The fear is a cancer that can not be stopped. It can disease and destroy self- confidence. I must continue. The only way to suppress the fear is to keep the top spinning: keep running. This is not fun anymore.

Mile 17: My mind is a blank. There is no pain, no pleasure, only forward motion. It is possible that I can run this thing.

Mile 21: The line between despair and ecstasy. My tired, watery eyes cannot focus. I cross over the line and back. My mind slips from the ecstasy groove into the skipping chaos of despair and back again. My legs continue mechanically. I am painfully aware of the chaos and my mind rises above the race to evaluate: I can see myself. My body has changed since the start. I am a race-geared machine. The logic has set in well.

The sensation is dreamlike. My body and mind no longer know each other. Internal separation: terror. The sound of the cheering crowd blurs. The stimulation has faded and lost its masturbatory effect. I am numb to the environment. I am losing my erection and my motivation. The crowd surveys me curiously and probably cannot understand what kind of feeling goes with the desperate expression cut into my face.

Mile 23: Muscles scream and tear. Spirit cowers for an instant before the awesome force of the race course. Muscles beg to be released from the self inflicted torture. My legs are expended. The mind endures. The onward drive is relentless. Will power drags the impotent appendages along a brisk three mile walk to the finish.

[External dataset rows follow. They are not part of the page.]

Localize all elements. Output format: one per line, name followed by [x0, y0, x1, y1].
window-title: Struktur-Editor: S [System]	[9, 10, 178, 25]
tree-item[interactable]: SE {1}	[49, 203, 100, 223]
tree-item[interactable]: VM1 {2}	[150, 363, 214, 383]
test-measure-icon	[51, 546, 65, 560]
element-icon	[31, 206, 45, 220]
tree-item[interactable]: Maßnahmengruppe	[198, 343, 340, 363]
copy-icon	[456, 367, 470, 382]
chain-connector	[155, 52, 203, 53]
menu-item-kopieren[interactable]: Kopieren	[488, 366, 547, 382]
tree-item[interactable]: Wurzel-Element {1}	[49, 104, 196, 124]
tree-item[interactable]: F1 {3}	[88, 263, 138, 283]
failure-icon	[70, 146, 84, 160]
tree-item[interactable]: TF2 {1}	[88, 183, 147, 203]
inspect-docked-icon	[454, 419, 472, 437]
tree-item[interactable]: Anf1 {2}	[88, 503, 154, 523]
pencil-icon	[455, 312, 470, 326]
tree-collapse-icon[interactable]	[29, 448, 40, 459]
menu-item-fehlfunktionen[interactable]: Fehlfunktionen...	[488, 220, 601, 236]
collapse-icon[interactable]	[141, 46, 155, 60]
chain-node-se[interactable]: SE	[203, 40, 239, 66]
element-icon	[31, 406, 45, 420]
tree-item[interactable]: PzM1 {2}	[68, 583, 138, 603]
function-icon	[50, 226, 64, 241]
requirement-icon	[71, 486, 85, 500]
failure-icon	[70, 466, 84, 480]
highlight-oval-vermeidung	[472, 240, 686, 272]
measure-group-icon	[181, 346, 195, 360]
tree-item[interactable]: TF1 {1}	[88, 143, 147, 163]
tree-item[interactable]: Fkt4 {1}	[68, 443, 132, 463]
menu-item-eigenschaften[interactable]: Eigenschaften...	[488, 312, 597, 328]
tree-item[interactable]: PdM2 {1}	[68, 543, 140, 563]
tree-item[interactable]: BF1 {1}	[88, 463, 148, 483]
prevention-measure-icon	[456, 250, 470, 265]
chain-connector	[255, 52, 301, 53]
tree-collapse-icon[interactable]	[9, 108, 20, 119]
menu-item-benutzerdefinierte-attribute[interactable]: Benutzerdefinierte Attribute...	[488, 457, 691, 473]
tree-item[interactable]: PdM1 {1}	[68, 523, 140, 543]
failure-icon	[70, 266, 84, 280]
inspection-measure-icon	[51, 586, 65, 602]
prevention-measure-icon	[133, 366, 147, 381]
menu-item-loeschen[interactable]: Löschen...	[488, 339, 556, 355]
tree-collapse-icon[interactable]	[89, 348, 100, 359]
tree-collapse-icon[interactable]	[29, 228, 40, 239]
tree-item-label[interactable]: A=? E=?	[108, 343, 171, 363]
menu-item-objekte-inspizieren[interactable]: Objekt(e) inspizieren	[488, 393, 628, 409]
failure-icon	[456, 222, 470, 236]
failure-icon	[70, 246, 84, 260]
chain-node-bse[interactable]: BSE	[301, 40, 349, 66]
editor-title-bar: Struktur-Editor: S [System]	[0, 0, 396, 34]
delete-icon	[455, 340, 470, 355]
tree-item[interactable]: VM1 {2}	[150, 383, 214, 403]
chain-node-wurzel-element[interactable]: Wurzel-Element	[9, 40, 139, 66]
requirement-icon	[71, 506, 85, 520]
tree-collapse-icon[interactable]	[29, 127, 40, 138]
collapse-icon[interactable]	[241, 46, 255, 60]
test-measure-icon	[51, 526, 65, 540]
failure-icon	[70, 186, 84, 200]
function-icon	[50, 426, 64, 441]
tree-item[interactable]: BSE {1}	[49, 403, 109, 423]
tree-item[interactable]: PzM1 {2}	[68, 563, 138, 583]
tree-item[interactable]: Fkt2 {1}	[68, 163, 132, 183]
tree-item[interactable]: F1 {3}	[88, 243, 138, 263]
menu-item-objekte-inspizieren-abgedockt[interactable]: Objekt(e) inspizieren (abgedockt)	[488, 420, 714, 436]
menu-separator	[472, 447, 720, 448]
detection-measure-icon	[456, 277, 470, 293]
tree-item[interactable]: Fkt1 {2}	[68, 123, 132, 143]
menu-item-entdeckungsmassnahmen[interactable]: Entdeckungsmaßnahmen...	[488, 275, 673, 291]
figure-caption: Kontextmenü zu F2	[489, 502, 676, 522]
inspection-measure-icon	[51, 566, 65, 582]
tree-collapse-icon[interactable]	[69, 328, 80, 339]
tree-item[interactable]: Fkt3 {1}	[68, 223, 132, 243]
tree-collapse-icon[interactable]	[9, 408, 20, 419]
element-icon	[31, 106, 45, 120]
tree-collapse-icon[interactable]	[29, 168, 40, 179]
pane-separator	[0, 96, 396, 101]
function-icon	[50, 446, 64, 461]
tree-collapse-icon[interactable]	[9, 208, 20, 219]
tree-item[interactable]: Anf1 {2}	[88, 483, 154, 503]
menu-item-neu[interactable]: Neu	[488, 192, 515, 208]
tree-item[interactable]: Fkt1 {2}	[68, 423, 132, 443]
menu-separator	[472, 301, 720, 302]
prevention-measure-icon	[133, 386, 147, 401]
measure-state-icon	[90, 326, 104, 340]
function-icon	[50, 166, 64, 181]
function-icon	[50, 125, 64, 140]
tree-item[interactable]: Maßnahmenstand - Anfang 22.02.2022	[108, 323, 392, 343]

The last quarter mile sparks a final burst of adrenaline. I sprint to the finish line.

So it's over, eh? Good. I hate the damn race. I hate it because it moves too slowly. I have no desire to run at that pace. The pace is grueling. I want to sprint, but I must save my energy for some anti-climactic finish at which I am so badly injured that even though I am passing people, I am moving far too slowly.

The slow pace is a good warm up and this marathon has been a good warm up for me, but the real pleasure comes at high velocity. The real pleasure is reaching for the sky, riding the crest of a wave. If I can not run the course at top speed, I will run some shorter race where I can. Running at a speed less than maximum is a compromise of ability. I prefer to be a burn out meteor than some enduring turtle.